Difference of zinc volatility in diverse carrier minerals: The critical limit of blast furnace dust recycle

Abstract

Blast furnace dust is a typical secondary resource produced in manufacturing iron. This substance contains many recyclable components, such as iron, lead, zinc, and carbon, which have not been properly utilized. Zinc is a dispersed component in blast furnace dust, but its volatility depends on its carrier minerals, such as hematite, coke, and silicate in descending order of zinc volatility. Volatilization is the necessary procedure of removing toxicity and recycling zinc from blast furnace dust. However, two critical limits exist: the amount of carbon in the residue and the amount of franklinite in the blast furnace dust. Zinc can be enclosed by the carbon grains according to kinetic analysis and energy dispersive spectrometer (EDS) tests. Therefore, the coke dosage should be controlled carefully to avoid carbon residue and increase the volatilization rate of zinc.

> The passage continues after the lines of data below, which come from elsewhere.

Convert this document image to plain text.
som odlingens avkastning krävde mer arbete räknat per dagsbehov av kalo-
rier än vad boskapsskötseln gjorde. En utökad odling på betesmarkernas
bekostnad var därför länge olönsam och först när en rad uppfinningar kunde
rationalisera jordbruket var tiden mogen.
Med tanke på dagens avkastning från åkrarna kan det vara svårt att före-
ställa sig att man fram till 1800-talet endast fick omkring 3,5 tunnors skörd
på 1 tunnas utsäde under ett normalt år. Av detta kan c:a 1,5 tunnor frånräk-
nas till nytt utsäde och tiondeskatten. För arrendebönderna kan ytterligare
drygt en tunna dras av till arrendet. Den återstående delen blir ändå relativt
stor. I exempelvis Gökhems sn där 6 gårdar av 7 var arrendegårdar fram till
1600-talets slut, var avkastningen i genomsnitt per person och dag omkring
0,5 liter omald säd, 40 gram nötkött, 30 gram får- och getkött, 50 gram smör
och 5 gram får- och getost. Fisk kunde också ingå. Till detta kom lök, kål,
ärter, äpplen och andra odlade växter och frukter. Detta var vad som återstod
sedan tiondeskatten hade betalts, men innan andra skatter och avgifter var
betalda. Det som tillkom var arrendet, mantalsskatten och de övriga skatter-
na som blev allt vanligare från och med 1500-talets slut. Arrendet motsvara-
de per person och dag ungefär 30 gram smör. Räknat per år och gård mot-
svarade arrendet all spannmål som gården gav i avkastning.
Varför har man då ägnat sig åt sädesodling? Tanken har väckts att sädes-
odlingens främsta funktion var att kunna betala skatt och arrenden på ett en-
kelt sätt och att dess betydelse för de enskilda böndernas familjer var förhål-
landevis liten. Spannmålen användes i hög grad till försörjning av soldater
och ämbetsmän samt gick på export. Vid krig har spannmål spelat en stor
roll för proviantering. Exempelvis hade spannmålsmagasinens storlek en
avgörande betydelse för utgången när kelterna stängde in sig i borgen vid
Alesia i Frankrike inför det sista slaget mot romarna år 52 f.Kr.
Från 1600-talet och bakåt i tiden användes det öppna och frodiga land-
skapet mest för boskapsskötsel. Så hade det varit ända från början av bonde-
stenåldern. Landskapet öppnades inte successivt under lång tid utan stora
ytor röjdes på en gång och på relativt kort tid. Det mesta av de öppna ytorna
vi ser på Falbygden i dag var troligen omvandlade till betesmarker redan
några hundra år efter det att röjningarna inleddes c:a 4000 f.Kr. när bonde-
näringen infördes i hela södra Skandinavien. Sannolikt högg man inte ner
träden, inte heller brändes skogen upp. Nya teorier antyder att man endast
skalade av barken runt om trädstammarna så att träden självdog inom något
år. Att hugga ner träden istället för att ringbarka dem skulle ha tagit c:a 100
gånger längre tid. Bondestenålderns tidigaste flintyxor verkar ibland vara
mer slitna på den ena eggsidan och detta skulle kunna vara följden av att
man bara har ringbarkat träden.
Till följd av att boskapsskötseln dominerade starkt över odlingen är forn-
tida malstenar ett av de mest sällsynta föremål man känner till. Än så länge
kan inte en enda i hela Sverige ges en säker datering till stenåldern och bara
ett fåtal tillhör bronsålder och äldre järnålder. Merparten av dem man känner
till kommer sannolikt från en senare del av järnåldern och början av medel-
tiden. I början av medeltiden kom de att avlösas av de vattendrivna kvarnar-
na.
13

Meanwhile, both franklinite and zincite are general zinc-bearing phases in the adopted dust, but neither can volatilize before being reduced to metallic form. Calculations show that the available reduction temperature of zincite is higher than that of franklinite. Nearly all the zinc in hematite and carbon is in the form of zincite and can be easily reduced in the heating process. However, the zinc in silicate mainly exists in the form of franklinite and is difficult to be reduced and volatilized, which explains the lower volatilization rate of zinc in silicate than in coke and hematite. In the last part of this investigation, the mineral phase and morphology of the volatiles obtained after fume reduction volatilization are tested for the first time to evaluate their potential application value. Only high-purity crystal zincite is found, which means that the volatiles can be used directly as high-grade zinc smelting materials without purification.